Exonération de CSG et CRDS pour certains expatriés

Suite à la Loi de Finances pour la Sécurité Sociale 2019, seraient désormais exonérées de CSG et de CRDS les personnes qui relèvent du régime obligatoire de sécurité sociale d’un autre état membre de l’UE, de l’EEE ou de la Suisse et ne sont pas à la charge d’un régime obligatoire de sécurité sociale français.

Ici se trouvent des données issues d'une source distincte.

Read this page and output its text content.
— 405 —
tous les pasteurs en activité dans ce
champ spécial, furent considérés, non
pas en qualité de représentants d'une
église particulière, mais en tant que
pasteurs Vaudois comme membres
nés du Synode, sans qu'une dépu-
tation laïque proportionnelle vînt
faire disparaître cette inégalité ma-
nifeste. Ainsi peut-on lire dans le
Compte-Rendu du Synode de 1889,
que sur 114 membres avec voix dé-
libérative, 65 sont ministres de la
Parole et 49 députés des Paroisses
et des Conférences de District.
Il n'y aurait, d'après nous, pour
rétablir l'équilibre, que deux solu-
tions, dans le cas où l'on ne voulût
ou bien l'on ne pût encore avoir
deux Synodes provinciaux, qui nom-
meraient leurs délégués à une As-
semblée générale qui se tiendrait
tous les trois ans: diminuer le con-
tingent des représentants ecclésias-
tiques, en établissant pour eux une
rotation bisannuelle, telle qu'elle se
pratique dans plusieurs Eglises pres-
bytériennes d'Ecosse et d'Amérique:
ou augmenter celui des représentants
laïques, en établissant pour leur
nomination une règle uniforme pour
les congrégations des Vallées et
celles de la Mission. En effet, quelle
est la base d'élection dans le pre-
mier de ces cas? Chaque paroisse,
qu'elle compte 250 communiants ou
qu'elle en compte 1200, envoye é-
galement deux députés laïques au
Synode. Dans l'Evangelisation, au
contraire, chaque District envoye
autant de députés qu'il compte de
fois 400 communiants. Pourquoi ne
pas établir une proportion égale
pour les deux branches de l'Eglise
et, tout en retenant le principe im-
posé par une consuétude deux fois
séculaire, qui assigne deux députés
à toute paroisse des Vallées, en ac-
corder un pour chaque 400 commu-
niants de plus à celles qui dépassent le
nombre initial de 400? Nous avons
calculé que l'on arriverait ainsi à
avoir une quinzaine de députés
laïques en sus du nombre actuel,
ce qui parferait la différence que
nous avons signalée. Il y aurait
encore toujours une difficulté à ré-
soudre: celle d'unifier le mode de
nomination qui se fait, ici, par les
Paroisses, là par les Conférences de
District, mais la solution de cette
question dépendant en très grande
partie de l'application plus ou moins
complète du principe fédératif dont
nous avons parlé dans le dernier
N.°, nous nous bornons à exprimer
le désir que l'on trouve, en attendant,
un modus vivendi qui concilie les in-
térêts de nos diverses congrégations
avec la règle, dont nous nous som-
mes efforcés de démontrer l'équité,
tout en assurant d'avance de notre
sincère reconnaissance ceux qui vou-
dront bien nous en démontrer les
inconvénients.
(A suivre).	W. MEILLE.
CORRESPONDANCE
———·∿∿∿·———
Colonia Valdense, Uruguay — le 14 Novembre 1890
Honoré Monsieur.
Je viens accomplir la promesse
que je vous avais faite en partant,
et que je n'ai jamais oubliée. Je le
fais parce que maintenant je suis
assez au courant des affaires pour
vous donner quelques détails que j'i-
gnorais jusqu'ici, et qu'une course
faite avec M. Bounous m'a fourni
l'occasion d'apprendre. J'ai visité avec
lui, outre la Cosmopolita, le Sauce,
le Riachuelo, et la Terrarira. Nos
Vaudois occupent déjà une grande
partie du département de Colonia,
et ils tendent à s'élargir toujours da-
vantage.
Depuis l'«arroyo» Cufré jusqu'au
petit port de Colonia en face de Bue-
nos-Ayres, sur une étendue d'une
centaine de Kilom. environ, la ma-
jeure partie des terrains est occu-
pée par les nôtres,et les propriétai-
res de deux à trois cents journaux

Cette exonération ne s’appliquerait pas au nouveau prélèvement de solidarité au taux de 7.5%.

Les modalités de justifications des conditions requises ne sont pas définies dans le texte qui renvoie à un décret ultérieur.

Cette mesure s’appliquerait :
-              A compter de l’imposition des revenus 2018 s’agissant des revenus du patrimoine (tels que les plus-values sur cessions de valeurs mobilières réalisées par les personnes physiques résidentes fiscales françaises, les revenus fonciers perçus par des personnes physiques quelle que soit leur résidence fiscale) ;
-              Aux faits générateurs intervenants à compter du 1er janvier 2019 pour les revenus de placement et assimilés (tels que les intérêts et dividendes perçus par les personnes physiques résidentes fiscales françaises, les plus-values immobilières réalisées par des personnes physiques quelle que soit leur résidence fiscale).